Analyse : une souscription sans collecte adéquate des besoins
Dans ce cas, le site internet utilisé pour la souscription du contrat ne permettait pas à l’assuré de renseigner la date de réservation du voyage. Or, cet élément est crucial pour déterminer l’éligibilité à la garantie annulation, qui doit être souscrite dans les 48 heures suivant la réservation. En l’absence de ce champ d’information, le courtier n’a pas pu délivrer un conseil adapté, ce qui a conduit l’assuré à souscrire un contrat inadapté à ses besoins.
Le médiateur a jugé que l’assureur, en tant que responsable du courtier délégataire, n’avait pas respecté son devoir de conseil. Ce manquement a privé l’assuré de la possibilité de souscrire un autre contrat comportant une garantie annulation applicable à sa situation. L’assureur a donc été condamné à couvrir 80 % des frais d’annulation.
L’importance des outils numériques dans le respect du devoir de conseil
Ce cas met en exergue un enjeu crucial pour le secteur de l’assurance : les outils de souscription en ligne doivent être conçus pour permettre aux assurés d’exprimer clairement leurs besoins. Sans cette collecte d’informations, il devient impossible pour les courtiers de délivrer un conseil pertinent, ce qui expose les assureurs à des réclamations et à des litiges.
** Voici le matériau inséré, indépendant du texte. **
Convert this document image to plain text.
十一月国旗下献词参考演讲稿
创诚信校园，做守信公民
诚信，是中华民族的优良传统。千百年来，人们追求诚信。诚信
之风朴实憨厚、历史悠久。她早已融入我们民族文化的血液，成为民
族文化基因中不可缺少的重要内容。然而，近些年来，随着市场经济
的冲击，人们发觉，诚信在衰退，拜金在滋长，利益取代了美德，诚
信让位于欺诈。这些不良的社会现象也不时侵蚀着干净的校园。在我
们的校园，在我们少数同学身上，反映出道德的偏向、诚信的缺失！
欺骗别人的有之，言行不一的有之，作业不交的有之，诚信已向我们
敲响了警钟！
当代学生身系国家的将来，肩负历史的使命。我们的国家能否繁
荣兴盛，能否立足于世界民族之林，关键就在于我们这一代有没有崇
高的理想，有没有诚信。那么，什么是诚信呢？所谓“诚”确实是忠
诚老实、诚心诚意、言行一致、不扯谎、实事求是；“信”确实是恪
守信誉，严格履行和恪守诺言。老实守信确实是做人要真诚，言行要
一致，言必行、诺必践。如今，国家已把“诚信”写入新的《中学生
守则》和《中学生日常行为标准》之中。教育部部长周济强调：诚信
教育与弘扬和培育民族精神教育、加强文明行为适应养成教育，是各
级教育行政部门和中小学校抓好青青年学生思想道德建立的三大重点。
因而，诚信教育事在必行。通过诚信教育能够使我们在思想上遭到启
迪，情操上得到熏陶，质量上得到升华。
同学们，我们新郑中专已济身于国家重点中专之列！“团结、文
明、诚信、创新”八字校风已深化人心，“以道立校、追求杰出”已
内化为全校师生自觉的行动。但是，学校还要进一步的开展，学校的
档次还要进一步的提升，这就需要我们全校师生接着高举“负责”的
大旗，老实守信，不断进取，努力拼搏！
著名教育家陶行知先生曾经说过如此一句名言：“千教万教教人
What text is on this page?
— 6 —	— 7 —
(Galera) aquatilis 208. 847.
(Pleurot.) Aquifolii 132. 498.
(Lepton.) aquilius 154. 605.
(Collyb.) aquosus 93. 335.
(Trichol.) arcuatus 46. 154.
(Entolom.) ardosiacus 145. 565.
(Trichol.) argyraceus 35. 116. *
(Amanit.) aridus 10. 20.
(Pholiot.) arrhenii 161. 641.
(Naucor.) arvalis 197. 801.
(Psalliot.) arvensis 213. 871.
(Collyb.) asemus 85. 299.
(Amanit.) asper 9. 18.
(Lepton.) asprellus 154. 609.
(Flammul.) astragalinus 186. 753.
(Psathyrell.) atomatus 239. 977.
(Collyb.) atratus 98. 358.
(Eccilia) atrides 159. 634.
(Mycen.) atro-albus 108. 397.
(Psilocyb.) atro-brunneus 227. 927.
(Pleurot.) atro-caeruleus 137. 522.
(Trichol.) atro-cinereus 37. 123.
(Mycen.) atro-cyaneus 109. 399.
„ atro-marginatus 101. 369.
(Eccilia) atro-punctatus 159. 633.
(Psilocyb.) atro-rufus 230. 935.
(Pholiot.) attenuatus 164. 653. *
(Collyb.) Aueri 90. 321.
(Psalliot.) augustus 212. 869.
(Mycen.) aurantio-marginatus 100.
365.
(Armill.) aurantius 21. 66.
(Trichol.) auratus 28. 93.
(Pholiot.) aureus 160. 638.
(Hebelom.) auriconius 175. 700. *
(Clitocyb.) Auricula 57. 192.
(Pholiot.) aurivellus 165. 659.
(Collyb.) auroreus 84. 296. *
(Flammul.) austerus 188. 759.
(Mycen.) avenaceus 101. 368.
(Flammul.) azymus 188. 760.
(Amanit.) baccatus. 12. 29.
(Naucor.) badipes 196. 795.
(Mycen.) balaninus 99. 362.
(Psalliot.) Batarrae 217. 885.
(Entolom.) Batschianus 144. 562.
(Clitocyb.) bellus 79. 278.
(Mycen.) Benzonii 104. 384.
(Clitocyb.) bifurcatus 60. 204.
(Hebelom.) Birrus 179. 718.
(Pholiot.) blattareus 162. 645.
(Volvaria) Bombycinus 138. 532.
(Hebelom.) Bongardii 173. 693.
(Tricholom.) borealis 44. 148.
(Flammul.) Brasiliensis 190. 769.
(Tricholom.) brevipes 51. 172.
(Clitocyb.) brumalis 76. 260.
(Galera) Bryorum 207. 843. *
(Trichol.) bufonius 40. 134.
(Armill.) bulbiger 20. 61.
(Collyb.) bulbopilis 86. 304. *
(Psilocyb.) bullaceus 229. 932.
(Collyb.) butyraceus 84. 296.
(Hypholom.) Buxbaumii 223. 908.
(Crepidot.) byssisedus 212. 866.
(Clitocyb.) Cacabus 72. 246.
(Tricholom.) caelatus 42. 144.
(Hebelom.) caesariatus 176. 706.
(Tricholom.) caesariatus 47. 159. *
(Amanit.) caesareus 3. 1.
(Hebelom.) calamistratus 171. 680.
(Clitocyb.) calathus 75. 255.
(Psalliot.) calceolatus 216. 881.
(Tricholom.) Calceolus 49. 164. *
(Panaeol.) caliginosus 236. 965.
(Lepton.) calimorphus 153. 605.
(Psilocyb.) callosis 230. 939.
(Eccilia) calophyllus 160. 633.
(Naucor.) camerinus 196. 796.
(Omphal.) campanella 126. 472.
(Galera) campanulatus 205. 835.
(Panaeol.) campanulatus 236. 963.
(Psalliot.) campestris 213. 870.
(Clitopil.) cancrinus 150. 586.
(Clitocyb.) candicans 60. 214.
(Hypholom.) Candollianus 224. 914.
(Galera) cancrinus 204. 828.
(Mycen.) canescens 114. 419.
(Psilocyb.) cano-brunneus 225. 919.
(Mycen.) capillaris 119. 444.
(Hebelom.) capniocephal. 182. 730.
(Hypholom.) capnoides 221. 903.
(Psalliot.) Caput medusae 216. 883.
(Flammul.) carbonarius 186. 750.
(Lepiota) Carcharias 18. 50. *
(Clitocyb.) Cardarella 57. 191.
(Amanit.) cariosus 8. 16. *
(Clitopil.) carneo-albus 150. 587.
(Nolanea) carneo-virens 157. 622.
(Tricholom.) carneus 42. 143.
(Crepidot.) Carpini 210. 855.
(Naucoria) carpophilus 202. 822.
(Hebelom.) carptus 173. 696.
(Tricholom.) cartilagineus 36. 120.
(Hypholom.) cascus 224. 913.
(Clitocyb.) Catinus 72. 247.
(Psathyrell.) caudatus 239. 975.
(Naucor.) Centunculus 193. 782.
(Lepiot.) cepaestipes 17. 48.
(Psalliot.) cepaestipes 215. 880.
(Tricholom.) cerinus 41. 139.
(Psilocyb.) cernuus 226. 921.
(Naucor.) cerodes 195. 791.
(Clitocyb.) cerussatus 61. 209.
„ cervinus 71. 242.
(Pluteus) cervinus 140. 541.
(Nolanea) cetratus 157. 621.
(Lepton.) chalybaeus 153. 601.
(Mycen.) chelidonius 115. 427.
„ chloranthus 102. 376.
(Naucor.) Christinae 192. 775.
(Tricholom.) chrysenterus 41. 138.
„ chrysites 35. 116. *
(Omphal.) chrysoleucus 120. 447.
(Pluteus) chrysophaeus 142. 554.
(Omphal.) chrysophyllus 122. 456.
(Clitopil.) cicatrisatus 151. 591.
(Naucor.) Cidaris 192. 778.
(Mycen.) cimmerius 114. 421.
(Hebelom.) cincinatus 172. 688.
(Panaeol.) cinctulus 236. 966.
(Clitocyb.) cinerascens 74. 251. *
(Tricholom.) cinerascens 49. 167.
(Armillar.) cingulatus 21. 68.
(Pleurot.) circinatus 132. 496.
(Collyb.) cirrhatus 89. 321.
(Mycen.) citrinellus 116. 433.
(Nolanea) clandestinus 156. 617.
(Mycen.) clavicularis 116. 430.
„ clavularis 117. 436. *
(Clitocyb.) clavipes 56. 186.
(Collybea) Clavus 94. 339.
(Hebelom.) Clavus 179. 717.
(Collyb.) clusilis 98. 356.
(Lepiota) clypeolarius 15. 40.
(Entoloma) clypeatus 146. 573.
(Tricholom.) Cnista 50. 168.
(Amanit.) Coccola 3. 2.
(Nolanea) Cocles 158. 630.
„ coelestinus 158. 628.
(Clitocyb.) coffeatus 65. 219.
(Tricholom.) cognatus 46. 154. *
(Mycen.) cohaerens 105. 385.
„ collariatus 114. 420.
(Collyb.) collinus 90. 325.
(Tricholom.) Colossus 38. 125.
Il est donc essentiel pour les assureurs et les courtiers de collaborer pour que les plateformes numériques permettent une prise en compte exhaustive des éléments essentiels au contrat. Cela inclut la mise à disposition de champs d’informations spécifiques, tels que la date de réservation d’un voyage, ou toute autre donnée cruciale liée aux conditions de souscription.
Solution : une responsabilité partagée entre assureurs et courtiers
Le médiateur de l’assurance a conclu que, dans cette affaire, la responsabilité revenait à l’assureur, qui n’a pas veillé à ce que son site de souscription en ligne collecte les informations nécessaires à la délivrance d’un conseil adéquat. Ce manquement a conduit à la souscription d’un contrat inadapté, vidé de l’une de ses garanties principales.
Les assureurs doivent donc être vigilants quant à la conception et au fonctionnement de leurs outils numériques. Ils doivent s’assurer que les courtiers délégataires disposent des moyens adéquats pour conseiller correctement les assurés, même dans un contexte de souscription en ligne. Le respect du devoir de conseil reste une obligation légale, qu’il s’agisse d’une souscription traditionnelle ou numérique.
Vers une digitalisation responsable de l’assurance
La souscription en ligne représente un défi majeur pour le secteur de l’assurance, qui doit concilier rapidité et efficacité avec la rigueur du devoir de conseil. Les cas comme celui-ci montrent qu’il est possible de digitaliser le processus de souscription tout en garantissant une protection optimale des assurés. Cela passe par une amélioration des plateformes de souscription et une formation accrue des courtiers sur les outils numériques.